En l’espèce, une société avait déduit un crédit de taxe sur la valeur ajoutée dans sa déclaration pour l’année 1982, crédit provenant, selon elle, de l’année 1980. L’administration fiscale, considérant ce droit à déduction éteint, avait notifié un redressement fiscal à l’encontre de la société. Un litige s’en était suivi. La société avait obtenu gain de cause en première instance par une décision de la commission fiscale de premier ressort de Plaisance en date du 10 octobre 1986, puis en appel par une décision de la commission fiscale d’appel du 28 mai 1990. L’administration fiscale s’était alors pourvue devant la juridiction de troisième instance, la Commissione tributaria centrale. Cependant, une loi italienne de 2010 a prévu la clôture automatique des procédures fiscales pendantes depuis plus de dix ans à la date de son entrée en vigueur et pour lesquelles l’administration fiscale avait succombé aux deux premiers degrés de juridiction. Saisie du litige, la juridiction de renvoi s’est interrogée sur la conformité de cette disposition avec le droit de l’Union, dans la mesure où elle aboutissait à l’extinction d’une créance de taxe sur la valeur ajoutée, qui constitue une ressource propre de l’Union.

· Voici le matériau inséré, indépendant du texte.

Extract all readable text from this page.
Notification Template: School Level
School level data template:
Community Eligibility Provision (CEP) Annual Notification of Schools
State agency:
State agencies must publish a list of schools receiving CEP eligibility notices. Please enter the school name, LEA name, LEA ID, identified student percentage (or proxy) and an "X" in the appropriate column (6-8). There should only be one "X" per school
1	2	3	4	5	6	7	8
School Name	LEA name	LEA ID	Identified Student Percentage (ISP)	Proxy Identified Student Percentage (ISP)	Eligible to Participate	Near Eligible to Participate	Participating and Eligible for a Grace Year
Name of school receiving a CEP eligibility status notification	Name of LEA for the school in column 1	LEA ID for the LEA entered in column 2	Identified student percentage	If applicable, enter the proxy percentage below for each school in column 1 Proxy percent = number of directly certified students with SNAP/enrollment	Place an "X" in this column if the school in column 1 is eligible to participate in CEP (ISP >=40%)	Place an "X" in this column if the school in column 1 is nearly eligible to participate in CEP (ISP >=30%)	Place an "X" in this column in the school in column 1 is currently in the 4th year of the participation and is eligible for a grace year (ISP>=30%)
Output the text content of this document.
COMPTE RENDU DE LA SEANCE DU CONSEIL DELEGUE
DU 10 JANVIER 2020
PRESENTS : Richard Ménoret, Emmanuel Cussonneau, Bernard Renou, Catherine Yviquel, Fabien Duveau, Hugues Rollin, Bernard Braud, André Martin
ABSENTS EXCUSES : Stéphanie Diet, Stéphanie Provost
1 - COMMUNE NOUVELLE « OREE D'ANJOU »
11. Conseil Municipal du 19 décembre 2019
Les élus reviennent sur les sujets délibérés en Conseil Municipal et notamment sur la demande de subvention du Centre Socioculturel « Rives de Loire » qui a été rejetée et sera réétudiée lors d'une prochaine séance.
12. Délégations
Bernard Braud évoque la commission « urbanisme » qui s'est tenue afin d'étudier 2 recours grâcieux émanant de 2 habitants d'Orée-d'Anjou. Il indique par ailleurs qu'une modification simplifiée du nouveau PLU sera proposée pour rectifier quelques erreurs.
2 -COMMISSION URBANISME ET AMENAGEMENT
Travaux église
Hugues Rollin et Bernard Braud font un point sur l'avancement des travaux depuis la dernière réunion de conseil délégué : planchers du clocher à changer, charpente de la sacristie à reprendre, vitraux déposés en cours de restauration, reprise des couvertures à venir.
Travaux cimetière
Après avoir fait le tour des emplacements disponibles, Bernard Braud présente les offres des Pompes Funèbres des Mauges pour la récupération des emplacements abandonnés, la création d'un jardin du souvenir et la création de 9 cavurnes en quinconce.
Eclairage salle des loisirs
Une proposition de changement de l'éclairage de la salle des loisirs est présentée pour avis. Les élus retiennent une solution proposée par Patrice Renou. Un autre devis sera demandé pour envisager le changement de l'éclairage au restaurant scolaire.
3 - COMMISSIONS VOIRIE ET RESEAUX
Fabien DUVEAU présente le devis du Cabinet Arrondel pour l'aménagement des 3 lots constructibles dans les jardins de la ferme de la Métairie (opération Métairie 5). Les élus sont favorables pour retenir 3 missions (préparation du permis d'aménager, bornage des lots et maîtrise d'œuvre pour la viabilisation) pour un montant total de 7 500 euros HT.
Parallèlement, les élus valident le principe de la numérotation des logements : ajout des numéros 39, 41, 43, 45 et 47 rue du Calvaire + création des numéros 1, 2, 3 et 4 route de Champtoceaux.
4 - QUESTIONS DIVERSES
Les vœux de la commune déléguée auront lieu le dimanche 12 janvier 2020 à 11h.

Il était ainsi demandé à la Cour de justice si le droit de l’Union, et notamment l’obligation pour les États membres d’assurer une perception efficace de la taxe sur la valeur ajoutée, s’opposait à une législation nationale qui, pour garantir le respect du délai raisonnable de jugement, organise la clôture automatique de procédures fiscales très anciennes et éteint la créance fiscale correspondante lorsque l’administration a été défaite en première instance et en appel.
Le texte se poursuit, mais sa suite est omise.